You will need to present enough working to make your strategies clear to the Examiner. Solutions with out working could acquire no credit score. This publication could solely be reproduced in accordance with London Qualifications Restricted copyright coverage. Edexcel Basis is a registered charity. ©2003 London Qualifications Restricted 1. Show (r r =1 n 2 – r -1 = ) 1 (n – 2)n(n + 2) . Three (5) 2. 1 f ( x ) = ln x – 1 – . x (a) Present that the basis a of the equation f(x) = Zero lies within the interval Three < a < four . (2) (b) Taking Three. 6 as your beginning worth, apply the Newton-Raphson process as soon as to f(x) to acquire a second approximation to a.

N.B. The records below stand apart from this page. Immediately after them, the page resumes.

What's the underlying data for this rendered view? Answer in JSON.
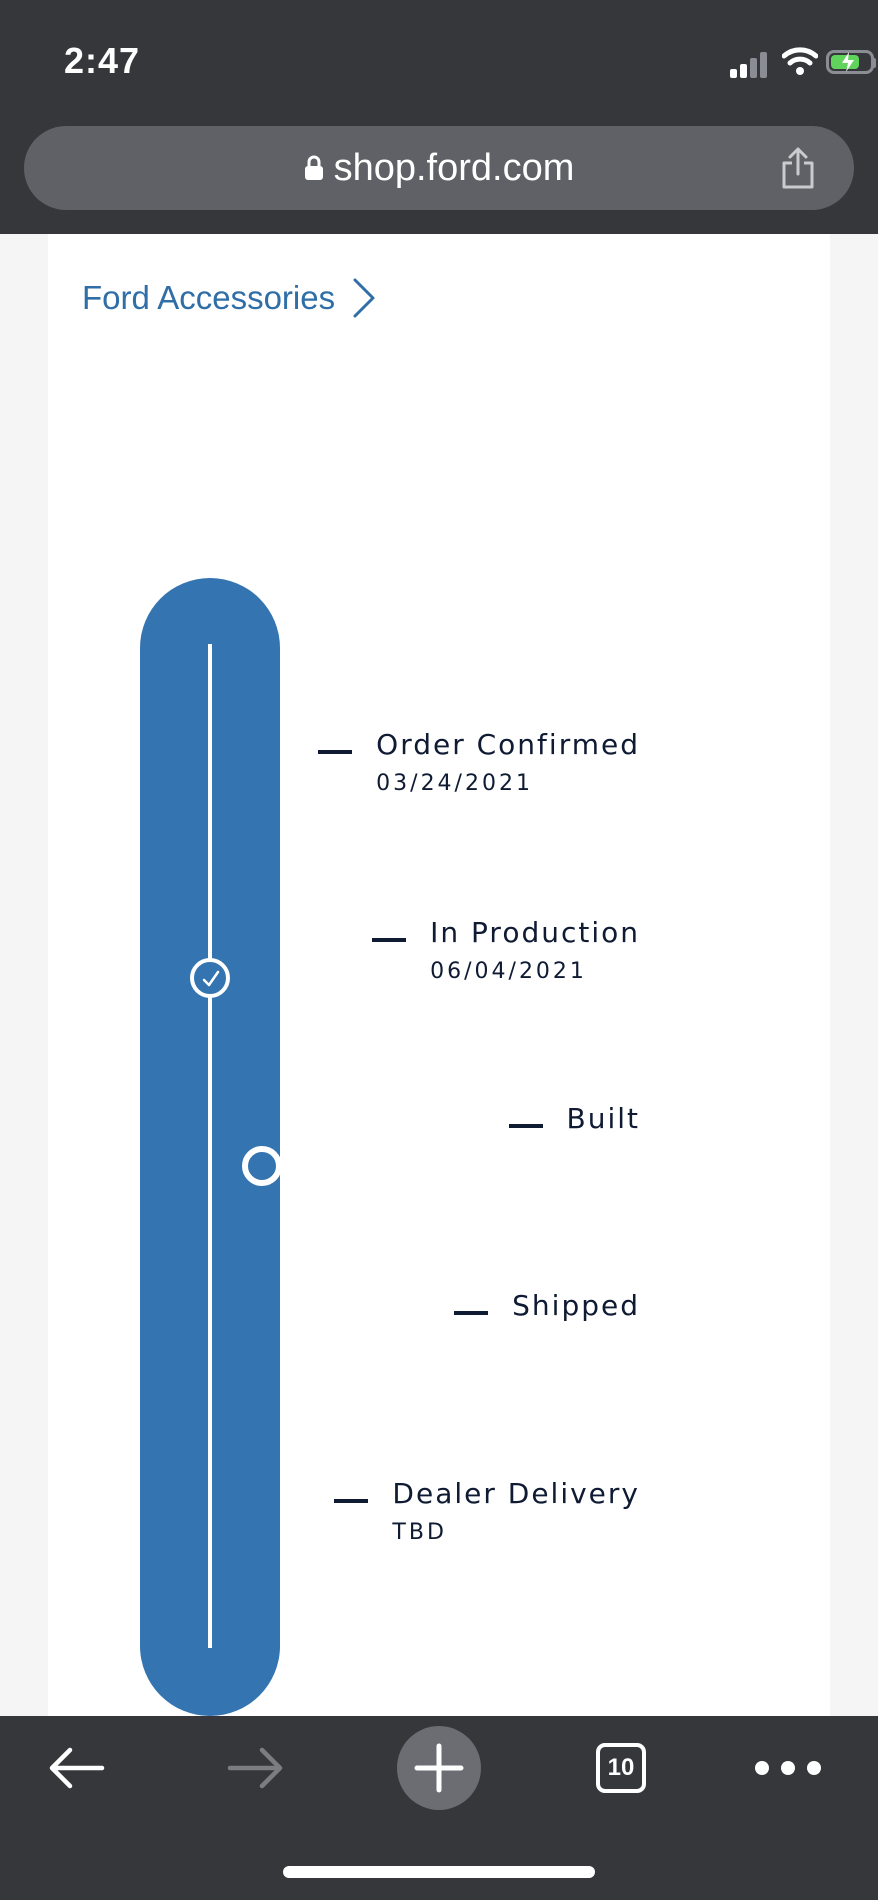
{
  "status_bar": {
    "time": "2:47"
  },
  "browser": {
    "url": "shop.ford.com",
    "open_tabs": "10"
  },
  "breadcrumb": {
    "label": "Ford Accessories"
  },
  "tracker": {
    "steps": [
      {
        "name": "Order Confirmed",
        "date": "03/24/2021",
        "state": "complete"
      },
      {
        "name": "In Production",
        "date": "06/04/2021",
        "state": "current"
      },
      {
        "name": "Built",
        "date": "",
        "state": "pending"
      },
      {
        "name": "Shipped",
        "date": "",
        "state": "pending"
      },
      {
        "name": "Dealer Delivery",
        "date": "TBD",
        "state": "pending"
      }
    ]
  },
  "colors": {
    "chrome_dark": "#36373b",
    "tracker_blue": "#3474b1",
    "link_blue": "#2f6ea6",
    "text_navy": "#0f1a33",
    "battery_green": "#5fd35b"
  },
  "icons": {
    "lock": "lock-icon",
    "share": "share-icon",
    "chevron": "chevron-right-icon",
    "back": "back-arrow-icon",
    "forward": "forward-arrow-icon",
    "new_tab": "plus-icon",
    "tabs": "tabs-icon",
    "more": "more-icon"
  }
}
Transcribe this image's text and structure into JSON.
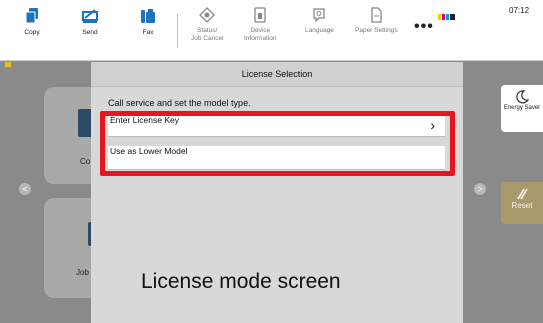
{
  "toolbar": {
    "items": [
      {
        "label": "Copy"
      },
      {
        "label": "Send"
      },
      {
        "label": "Fax"
      },
      {
        "label_line1": "Status/",
        "label_line2": "Job Cancel"
      },
      {
        "label_line1": "Device",
        "label_line2": "Information"
      },
      {
        "label": "Language"
      },
      {
        "label": "Paper Settings"
      }
    ],
    "more_label": "•••",
    "toner_colors": [
      "#f0d000",
      "#d0007a",
      "#00a0e0",
      "#222222"
    ],
    "time": "07:12",
    "accent_color": "#1e73be"
  },
  "background": {
    "tile1_label": "Co",
    "tile2_label": "Job",
    "energy_saver_label": "Energy Saver",
    "reset_label": "Reset",
    "nav_left": "<",
    "nav_right": ">"
  },
  "dialog": {
    "title": "License Selection",
    "message": "Call service and set the model type.",
    "options": [
      {
        "label": "Enter License Key",
        "chevron": "›"
      },
      {
        "label": "Use as Lower Model"
      }
    ]
  },
  "caption": "License mode screen",
  "highlight_color": "#e8141e"
}
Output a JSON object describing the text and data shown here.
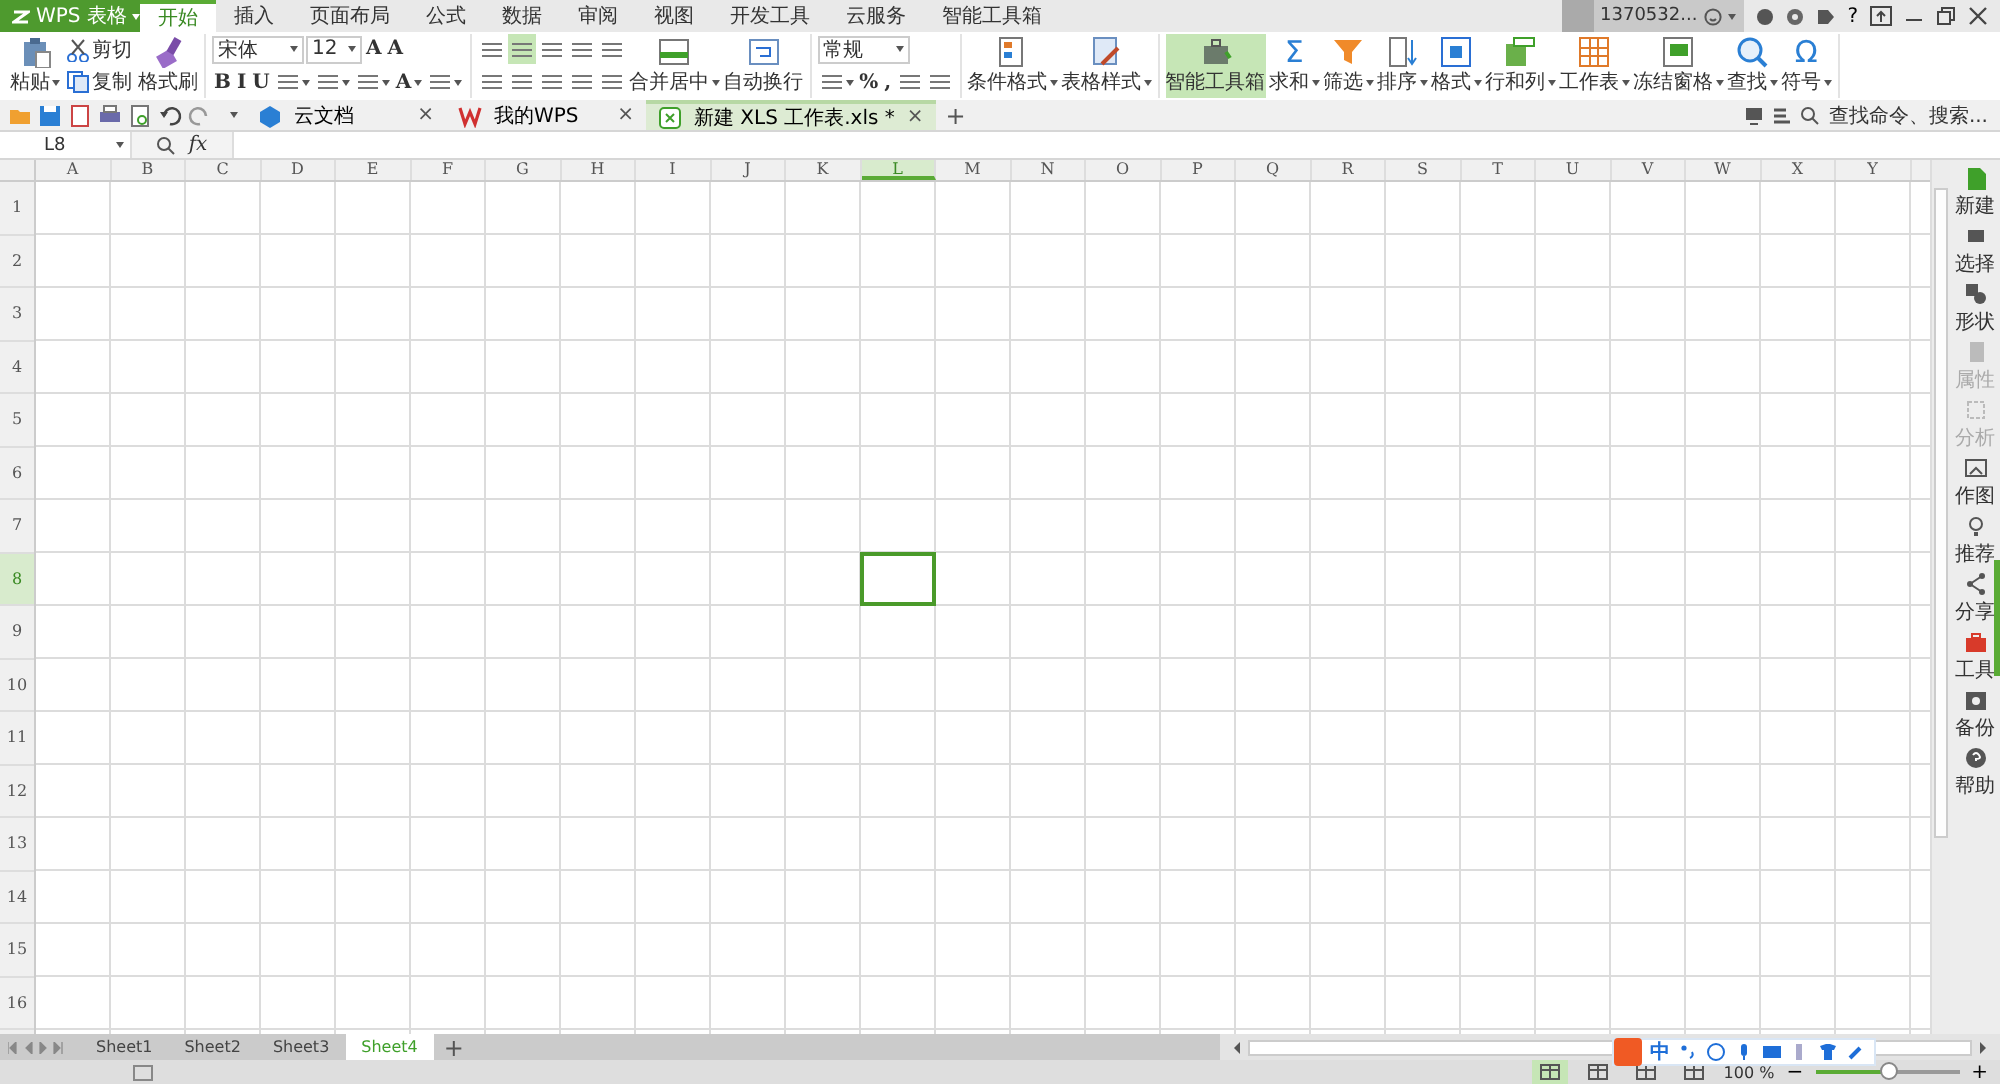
{
  "app_button": {
    "label": "WPS 表格",
    "dropdown": true
  },
  "menu_tabs": [
    {
      "label": "开始",
      "selected": true
    },
    {
      "label": "插入",
      "selected": false
    },
    {
      "label": "页面布局",
      "selected": false
    },
    {
      "label": "公式",
      "selected": false
    },
    {
      "label": "数据",
      "selected": false
    },
    {
      "label": "审阅",
      "selected": false
    },
    {
      "label": "视图",
      "selected": false
    },
    {
      "label": "开发工具",
      "selected": false
    },
    {
      "label": "云服务",
      "selected": false
    },
    {
      "label": "智能工具箱",
      "selected": false
    }
  ],
  "account": {
    "user": "1370532...",
    "help": "?"
  },
  "ribbon": {
    "groups": [
      {
        "items": [
          {
            "kind": "large",
            "label": "粘贴",
            "dropdown": true
          },
          {
            "kind": "stack",
            "lines": [
              {
                "tools": [
                  {
                    "kind": "tool",
                    "label": "剪切"
                  }
                ]
              },
              {
                "tools": [
                  {
                    "kind": "tool",
                    "label": "复制"
                  }
                ]
              }
            ]
          },
          {
            "kind": "large",
            "label": "格式刷"
          }
        ]
      },
      {
        "items": [
          {
            "kind": "stack",
            "lines": [
              {
                "tools": [
                  {
                    "kind": "field",
                    "value": "宋体"
                  },
                  {
                    "kind": "field",
                    "value": "12"
                  },
                  {
                    "kind": "tool",
                    "text": "A"
                  },
                  {
                    "kind": "tool",
                    "text": "A"
                  }
                ]
              },
              {
                "tools": [
                  {
                    "kind": "tool",
                    "text": "B"
                  },
                  {
                    "kind": "tool",
                    "text": "I"
                  },
                  {
                    "kind": "tool",
                    "text": "U"
                  },
                  {
                    "kind": "tool",
                    "dropdown": true
                  },
                  {
                    "kind": "tool",
                    "dropdown": true
                  },
                  {
                    "kind": "tool",
                    "dropdown": true
                  },
                  {
                    "kind": "tool",
                    "text": "A",
                    "dropdown": true
                  },
                  {
                    "kind": "tool",
                    "dropdown": true
                  }
                ]
              }
            ]
          }
        ]
      },
      {
        "items": [
          {
            "kind": "stack",
            "lines": [
              {
                "tools": [
                  {
                    "kind": "tool",
                    "selected": false
                  },
                  {
                    "kind": "tool",
                    "selected": true
                  },
                  {
                    "kind": "tool",
                    "selected": false
                  },
                  {
                    "kind": "tool",
                    "selected": false
                  },
                  {
                    "kind": "tool",
                    "selected": false
                  }
                ]
              },
              {
                "tools": [
                  {
                    "kind": "tool",
                    "selected": false
                  },
                  {
                    "kind": "tool",
                    "selected": false
                  },
                  {
                    "kind": "tool",
                    "selected": false
                  },
                  {
                    "kind": "tool",
                    "selected": false
                  },
                  {
                    "kind": "tool",
                    "selected": false
                  }
                ]
              }
            ]
          },
          {
            "kind": "large",
            "label": "合并居中",
            "dropdown": true
          },
          {
            "kind": "large",
            "label": "自动换行"
          }
        ]
      },
      {
        "items": [
          {
            "kind": "stack",
            "lines": [
              {
                "tools": [
                  {
                    "kind": "field",
                    "value": "常规"
                  }
                ]
              },
              {
                "tools": [
                  {
                    "kind": "tool",
                    "dropdown": true
                  },
                  {
                    "kind": "tool",
                    "text": "%"
                  },
                  {
                    "kind": "tool",
                    "text": ","
                  },
                  {
                    "kind": "tool"
                  },
                  {
                    "kind": "tool"
                  }
                ]
              }
            ]
          }
        ]
      },
      {
        "items": [
          {
            "kind": "large",
            "label": "条件格式",
            "dropdown": true
          },
          {
            "kind": "large",
            "label": "表格样式",
            "dropdown": true
          }
        ]
      },
      {
        "items": [
          {
            "kind": "large",
            "label": "智能工具箱",
            "selected": true
          },
          {
            "kind": "large",
            "label": "求和",
            "text": "Σ",
            "dropdown": true
          },
          {
            "kind": "large",
            "label": "筛选",
            "dropdown": true
          },
          {
            "kind": "large",
            "label": "排序",
            "dropdown": true
          },
          {
            "kind": "large",
            "label": "格式",
            "dropdown": true
          },
          {
            "kind": "large",
            "label": "行和列",
            "dropdown": true
          },
          {
            "kind": "large",
            "label": "工作表",
            "dropdown": true
          },
          {
            "kind": "large",
            "label": "冻结窗格",
            "dropdown": true
          },
          {
            "kind": "large",
            "label": "查找",
            "dropdown": true
          },
          {
            "kind": "large",
            "label": "符号",
            "text": "Ω",
            "dropdown": true
          }
        ]
      }
    ]
  },
  "doc_tabs": [
    {
      "label": "云文档",
      "close": "×",
      "selected": false
    },
    {
      "label": "我的WPS",
      "close": "×",
      "selected": false
    },
    {
      "label": "新建 XLS 工作表.xls *",
      "close": "×",
      "selected": true
    }
  ],
  "new_tab": "+",
  "command_search": {
    "placeholder": "查找命令、搜索..."
  },
  "formula_bar": {
    "name_box": "L8",
    "fx": "fx"
  },
  "sheet": {
    "columns": [
      {
        "label": "A",
        "selected": false
      },
      {
        "label": "B",
        "selected": false
      },
      {
        "label": "C",
        "selected": false
      },
      {
        "label": "D",
        "selected": false
      },
      {
        "label": "E",
        "selected": false
      },
      {
        "label": "F",
        "selected": false
      },
      {
        "label": "G",
        "selected": false
      },
      {
        "label": "H",
        "selected": false
      },
      {
        "label": "I",
        "selected": false
      },
      {
        "label": "J",
        "selected": false
      },
      {
        "label": "K",
        "selected": false
      },
      {
        "label": "L",
        "selected": true
      },
      {
        "label": "M",
        "selected": false
      },
      {
        "label": "N",
        "selected": false
      },
      {
        "label": "O",
        "selected": false
      },
      {
        "label": "P",
        "selected": false
      },
      {
        "label": "Q",
        "selected": false
      },
      {
        "label": "R",
        "selected": false
      },
      {
        "label": "S",
        "selected": false
      },
      {
        "label": "T",
        "selected": false
      },
      {
        "label": "U",
        "selected": false
      },
      {
        "label": "V",
        "selected": false
      },
      {
        "label": "W",
        "selected": false
      },
      {
        "label": "X",
        "selected": false
      },
      {
        "label": "Y",
        "selected": false
      }
    ],
    "rows": [
      {
        "label": "1",
        "selected": false
      },
      {
        "label": "2",
        "selected": false
      },
      {
        "label": "3",
        "selected": false
      },
      {
        "label": "4",
        "selected": false
      },
      {
        "label": "5",
        "selected": false
      },
      {
        "label": "6",
        "selected": false
      },
      {
        "label": "7",
        "selected": false
      },
      {
        "label": "8",
        "selected": true
      },
      {
        "label": "9",
        "selected": false
      },
      {
        "label": "10",
        "selected": false
      },
      {
        "label": "11",
        "selected": false
      },
      {
        "label": "12",
        "selected": false
      },
      {
        "label": "13",
        "selected": false
      },
      {
        "label": "14",
        "selected": false
      },
      {
        "label": "15",
        "selected": false
      },
      {
        "label": "16",
        "selected": false
      }
    ]
  },
  "sheet_tabs": [
    {
      "label": "Sheet1",
      "selected": false
    },
    {
      "label": "Sheet2",
      "selected": false
    },
    {
      "label": "Sheet3",
      "selected": false
    },
    {
      "label": "Sheet4",
      "selected": true
    }
  ],
  "add_sheet": "+",
  "sidebar": [
    {
      "label": "新建",
      "disabled": false
    },
    {
      "label": "选择",
      "disabled": false
    },
    {
      "label": "形状",
      "disabled": false
    },
    {
      "label": "属性",
      "disabled": true
    },
    {
      "label": "分析",
      "disabled": true
    },
    {
      "label": "作图",
      "disabled": false
    },
    {
      "label": "推荐",
      "disabled": false
    },
    {
      "label": "分享",
      "disabled": false
    },
    {
      "label": "工具",
      "disabled": false
    },
    {
      "label": "备份",
      "disabled": false
    },
    {
      "label": "帮助",
      "disabled": false
    }
  ],
  "ime_bar": {
    "mode": "中"
  },
  "status_bar": {
    "views": [
      {
        "selected": true
      },
      {
        "selected": false
      },
      {
        "selected": false
      },
      {
        "selected": false
      }
    ],
    "zoom": "100 %",
    "zoom_out": "−",
    "zoom_in": "+",
    "zoom_slider": {
      "level": 0.5
    }
  }
}
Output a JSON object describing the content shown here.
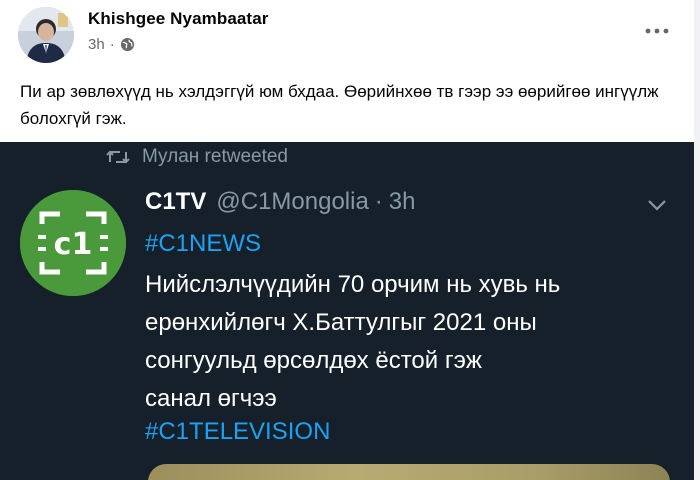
{
  "post": {
    "author": "Khishgee Nyambaatar",
    "time": "3h",
    "separator": "·",
    "privacy_icon": "globe-icon",
    "more_icon": "more-options-icon",
    "text": "Пи ар зөвлөхүүд нь хэлдэггүй юм бхдаа. Өөрийнхөө тв гээр ээ өөрийгөө ингүүлж болохгүй гэж."
  },
  "tweet": {
    "retweet_icon": "retweet-icon",
    "retweeted_by": "Мулан retweeted",
    "display_name": "C1TV",
    "handle": "@C1Mongolia",
    "separator": "·",
    "time": "3h",
    "logo_text": "c1",
    "hashtag_top": "#C1NEWS",
    "body": "Нийслэлчүүдийн 70 орчим нь  хувь нь\nерөнхийлөгч  Х.Баттулгыг 2021 оны\nсонгуульд   өрсөлдөх ёстой  гэж\nсанал өгчээ",
    "hashtag_bottom": "#C1TELEVISION",
    "colors": {
      "background": "#15202b",
      "link": "#1da1f2",
      "muted": "#8899a6",
      "logo_green": "#4a9a3c"
    }
  }
}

Give your reply to four decimal locations. (5) Three. Discover the set of values of x for which 1 x > . x -Three x -2 (7) four. f ( x ) ? 2 x Three – 5 x 2 + px – 5, p I ?. The equation f (x) = Zero has (1 – 2i) as a root. Remedy the equation and decide the worth of p. (7) 5. (a) Get hold of the final answer of the differential equation dS – Zero. 1S = t. dt (6) (b) The differential equation partially (a) is used to mannequin the property, ? S million, of a financial institution t years after it was arrange. On condition that the preliminary property of the financial institution had been ? 200 million, use your reply to half (a) to estimate, to the closest ? illion, the property of the financial institution 10 years after it was arrange. (four) 2 6. The curve C has polar equation r 2 = a 2 cos 2q , -p p ? q ? . four four (a) Sketch the curve C. (2) (b)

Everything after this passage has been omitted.